I am providing a reproducible problem to compare poor convergence of PyTorch model compared to Tensorflow for Adam optimizer with learning rate = 0.001, beta (0.9, 0.999), and elipson=1e-8.
The model is:
convLayer = nn.Conv1d(in_channel=24, out_channel=128, kernel_size=15,stride=1,padding=7)
convLayerGate = nn.Conv1d(in_channel=24, out_channel=128, kernel_size=15,stride=1,padding=7)
GLU = convLayer * Torch.sigmoid(convLayerGate)
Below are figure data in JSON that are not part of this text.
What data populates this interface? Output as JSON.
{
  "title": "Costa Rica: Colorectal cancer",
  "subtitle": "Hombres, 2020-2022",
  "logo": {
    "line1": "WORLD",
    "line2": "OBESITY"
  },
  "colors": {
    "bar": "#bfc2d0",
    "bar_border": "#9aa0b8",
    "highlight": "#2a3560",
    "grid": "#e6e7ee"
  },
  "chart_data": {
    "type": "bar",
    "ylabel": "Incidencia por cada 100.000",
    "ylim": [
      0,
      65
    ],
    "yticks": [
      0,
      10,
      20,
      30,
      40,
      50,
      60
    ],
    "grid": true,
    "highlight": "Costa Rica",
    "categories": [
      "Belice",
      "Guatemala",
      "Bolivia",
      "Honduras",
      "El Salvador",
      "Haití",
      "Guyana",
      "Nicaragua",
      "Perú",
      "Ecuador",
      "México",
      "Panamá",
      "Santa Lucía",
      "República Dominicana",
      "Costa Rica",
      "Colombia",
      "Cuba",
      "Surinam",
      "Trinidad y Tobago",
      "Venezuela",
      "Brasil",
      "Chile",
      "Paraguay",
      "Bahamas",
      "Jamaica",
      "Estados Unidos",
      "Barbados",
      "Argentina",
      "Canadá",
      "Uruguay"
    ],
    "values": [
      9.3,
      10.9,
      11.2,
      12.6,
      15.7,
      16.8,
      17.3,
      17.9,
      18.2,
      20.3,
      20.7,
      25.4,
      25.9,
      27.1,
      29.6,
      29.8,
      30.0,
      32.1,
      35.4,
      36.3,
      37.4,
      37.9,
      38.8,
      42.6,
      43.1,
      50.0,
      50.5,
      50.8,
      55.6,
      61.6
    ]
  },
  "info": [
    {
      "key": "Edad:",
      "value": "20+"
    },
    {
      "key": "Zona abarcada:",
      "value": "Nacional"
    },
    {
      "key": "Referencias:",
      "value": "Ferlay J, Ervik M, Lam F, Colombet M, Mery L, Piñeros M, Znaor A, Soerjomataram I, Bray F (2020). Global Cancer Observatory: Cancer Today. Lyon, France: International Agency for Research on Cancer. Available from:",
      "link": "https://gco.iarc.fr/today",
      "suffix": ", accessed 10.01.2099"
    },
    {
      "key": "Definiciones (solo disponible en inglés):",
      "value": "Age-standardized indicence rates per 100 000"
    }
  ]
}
Input to both PyTorch and Tensorflow (for comparison and reproducibility):
np.random.seed(0)
input = np.random.randn(1, 24, 128)
output = np.random.randn(1, 128, 128)
Loss in Tensorflow:
Loss in PyTorch
Tensorflow converges Loss to → 0.0030888948
PyTorch Converges Loss to → 0.012638479471
If one implements the model in Tensorflow one can spot the difference.
3 Likes
SimonW
(Simon Wang)
December 6, 2018, 8:06am
2
Did you make sure that you initialized the layers identically in pytorch and tf?
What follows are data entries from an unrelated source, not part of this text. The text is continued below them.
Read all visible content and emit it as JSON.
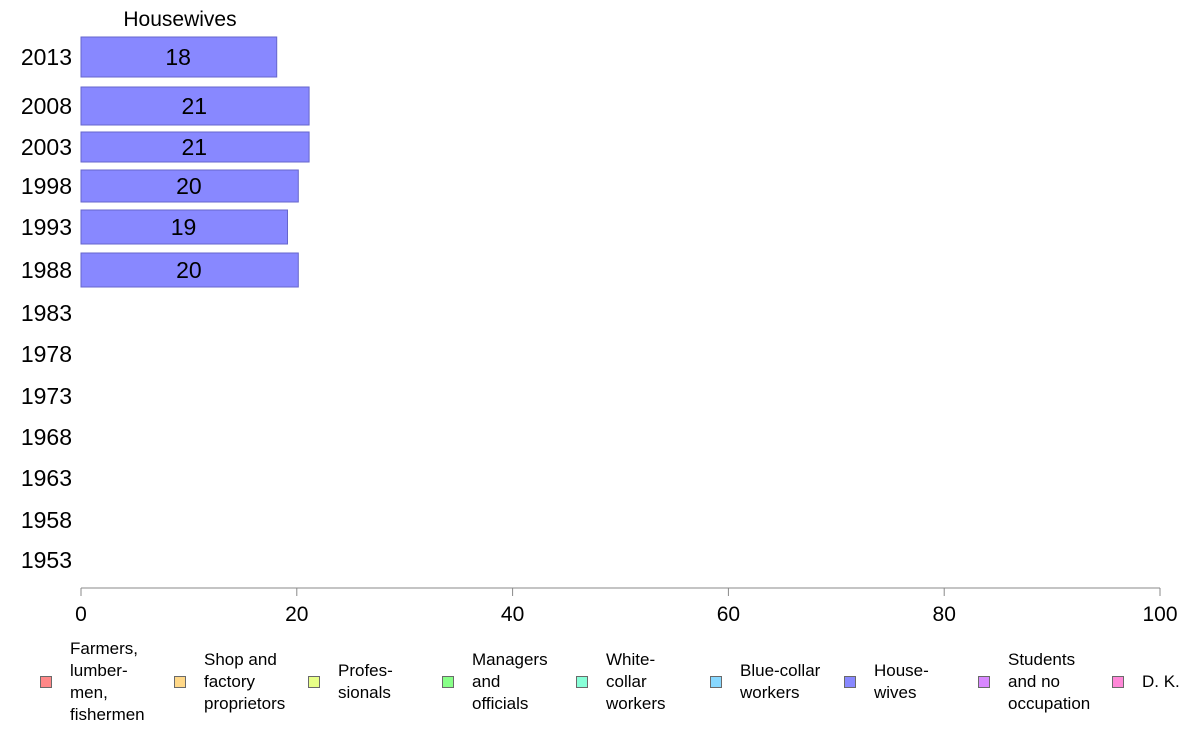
{
  "chart_data": {
    "type": "bar",
    "orientation": "horizontal",
    "title": "Housewives",
    "categories": [
      "2013",
      "2008",
      "2003",
      "1998",
      "1993",
      "1988",
      "1983",
      "1978",
      "1973",
      "1968",
      "1963",
      "1958",
      "1953"
    ],
    "series": [
      {
        "name": "House-\nwives",
        "color": "#8888ff",
        "values": [
          18,
          21,
          21,
          20,
          19,
          20,
          null,
          null,
          null,
          null,
          null,
          null,
          null
        ],
        "data_labels": [
          "18",
          "21",
          "21",
          "20",
          "19",
          "20",
          "",
          "",
          "",
          "",
          "",
          "",
          ""
        ]
      }
    ],
    "xlim": [
      0,
      100
    ],
    "xticks": [
      "0",
      "20",
      "40",
      "60",
      "80",
      "100"
    ],
    "xtick_values": [
      0,
      20,
      40,
      60,
      80,
      100
    ],
    "xlabel": "",
    "ylabel": "",
    "grid": false,
    "legend_position": "bottom"
  },
  "legend": {
    "items": [
      {
        "label": "Farmers,\nlumber-\nmen,\nfishermen",
        "color": "#ff8888"
      },
      {
        "label": "Shop and\nfactory\nproprietors",
        "color": "#ffd888"
      },
      {
        "label": "Profes-\nsionals",
        "color": "#e8ff88"
      },
      {
        "label": "Managers\nand\nofficials",
        "color": "#88ff88"
      },
      {
        "label": "White-\ncollar\nworkers",
        "color": "#88ffd8"
      },
      {
        "label": "Blue-collar\nworkers",
        "color": "#88d8ff"
      },
      {
        "label": "House-\nwives",
        "color": "#8888ff"
      },
      {
        "label": "Students\nand no\noccupation",
        "color": "#d888ff"
      },
      {
        "label": "D. K.",
        "color": "#ff88d8"
      }
    ]
  }
}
I used the default initialization for both PyTorch and Tensorflow. Even if the initialization scheme is not same, it seems unreasonable that Tensorflow converges to a loss which is 4 times better than what PyTorch converges to for such a simple model.
SimonW
(Simon Wang)
December 6, 2018, 9:08am
4
Initialization matters a lot… please try with same initial value.
1 Like
SimonW
(Simon Wang)
December 6, 2018, 9:08am
5
Initialization matters a lot… please try with same initial value.
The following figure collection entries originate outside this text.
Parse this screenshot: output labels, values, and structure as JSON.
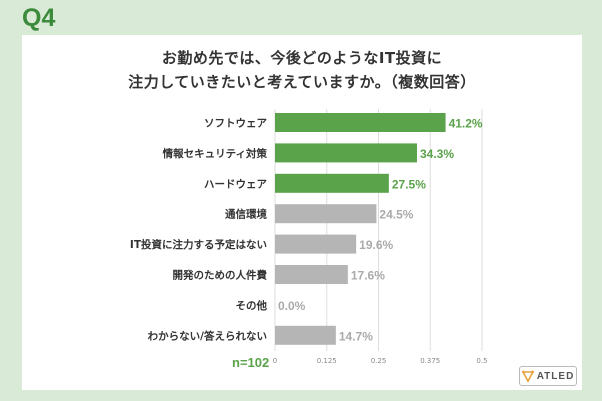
{
  "question_label": "Q4",
  "title_line1": "お勤め先では、今後どのようなIT投資に",
  "title_line2": "注力していきたいと考えていますか。（複数回答）",
  "sample_label": "n=102",
  "logo_text": "ATLED",
  "colors": {
    "highlight": "#5aa34a",
    "other": "#b5b5b5",
    "value_highlight": "#5aa34a",
    "value_other": "#aaaaaa"
  },
  "chart_data": {
    "type": "bar",
    "orientation": "horizontal",
    "categories": [
      "ソフトウェア",
      "情報セキュリティ対策",
      "ハードウェア",
      "通信環境",
      "IT投資に注力する予定はない",
      "開発のための人件費",
      "その他",
      "わからない/答えられない"
    ],
    "values": [
      0.412,
      0.343,
      0.275,
      0.245,
      0.196,
      0.176,
      0.0,
      0.147
    ],
    "value_labels": [
      "41.2%",
      "34.3%",
      "27.5%",
      "24.5%",
      "19.6%",
      "17.6%",
      "0.0%",
      "14.7%"
    ],
    "highlighted": [
      true,
      true,
      true,
      false,
      false,
      false,
      false,
      false
    ],
    "xlim": [
      0,
      0.5
    ],
    "xticks": [
      0,
      0.125,
      0.25,
      0.375,
      0.5
    ],
    "xtick_labels": [
      "0",
      "0.125",
      "0.25",
      "0.375",
      "0.5"
    ],
    "grid": true
  }
}
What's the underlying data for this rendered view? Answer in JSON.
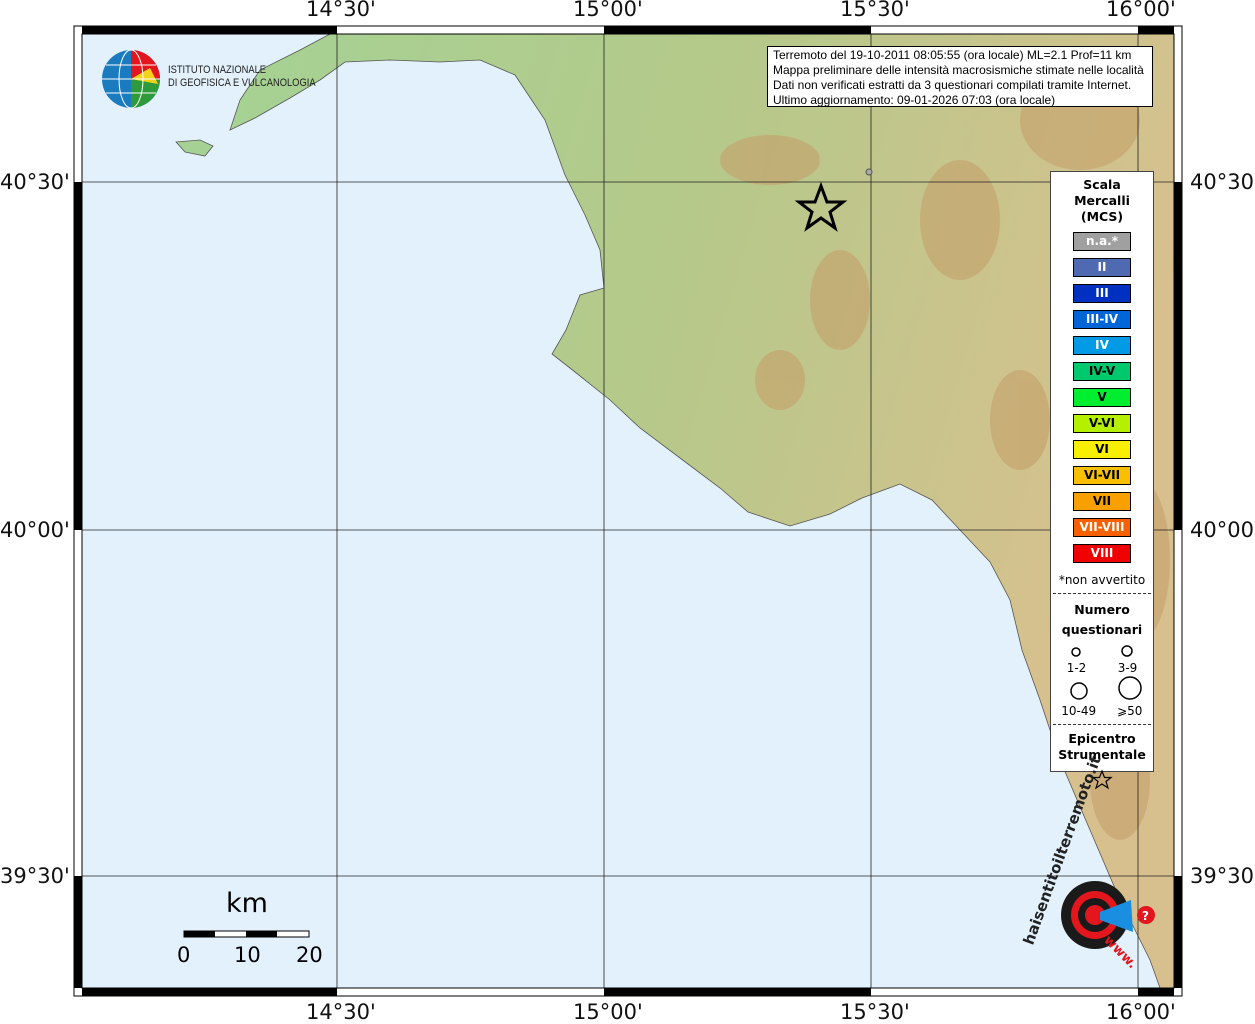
{
  "map": {
    "lon_ticks": [
      "14°30'",
      "15°00'",
      "15°30'",
      "16°00'"
    ],
    "lat_ticks": [
      "40°30'",
      "40°00'",
      "39°30'"
    ],
    "colors": {
      "sea": "#e2f1fc",
      "land_low": "#9fcf8c",
      "land_high": "#c7a16e"
    },
    "epicenter_icon": "star-icon"
  },
  "info": {
    "line1": "Terremoto del 19-10-2011 08:05:55 (ora locale) ML=2.1 Prof=11 km",
    "line2": "Mappa preliminare delle intensità macrosismiche stimate nelle località",
    "line3": "Dati non verificati estratti da 3 questionari compilati tramite Internet.",
    "line4": "Ultimo aggiornamento: 09-01-2026 07:03 (ora locale)"
  },
  "logo": {
    "line1": "ISTITUTO NAZIONALE",
    "line2": "DI GEOFISICA E VULCANOLOGIA"
  },
  "badge": {
    "text": "haisentitoilterremoto.it",
    "prefix": "www."
  },
  "legend": {
    "title1": "Scala",
    "title2": "Mercalli",
    "title3": "(MCS)",
    "classes": [
      {
        "label": "n.a.*",
        "color": "#a0a0a0"
      },
      {
        "label": "II",
        "color": "#4f6ab0"
      },
      {
        "label": "III",
        "color": "#0030c0"
      },
      {
        "label": "III-IV",
        "color": "#0066d8"
      },
      {
        "label": "IV",
        "color": "#009ae6"
      },
      {
        "label": "IV-V",
        "color": "#00c86c"
      },
      {
        "label": "V",
        "color": "#00ee30"
      },
      {
        "label": "V-VI",
        "color": "#b4f000"
      },
      {
        "label": "VI",
        "color": "#f8f000"
      },
      {
        "label": "VI-VII",
        "color": "#f8c000"
      },
      {
        "label": "VII",
        "color": "#f8a000"
      },
      {
        "label": "VII-VIII",
        "color": "#f86000"
      },
      {
        "label": "VIII",
        "color": "#f00000"
      }
    ],
    "note": "*non avvertito",
    "count_title1": "Numero",
    "count_title2": "questionari",
    "counts": [
      "1-2",
      "3-9",
      "10-49",
      "⩾50"
    ],
    "epi_title1": "Epicentro",
    "epi_title2": "Strumentale"
  },
  "scale": {
    "unit": "km",
    "labels": [
      "0",
      "10",
      "20"
    ]
  }
}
To level the playing fields between both Tensorflow and PyTorch:
Both are now using “Glorot Uniform” Initializer.
Bias is turned off for both the models.
New Tensorlfow model loss function:
New PyTorch model loss function:
Tensorflow minimum loss: 0.00354829
PyTorch minimum loss: 0.011800370
6 Likes
RyanS
(Ryan)
June 22, 2020, 12:40pm
7
Has any further progress been made on this issue as of yet? I am struggling with a problem very similar in nature to this.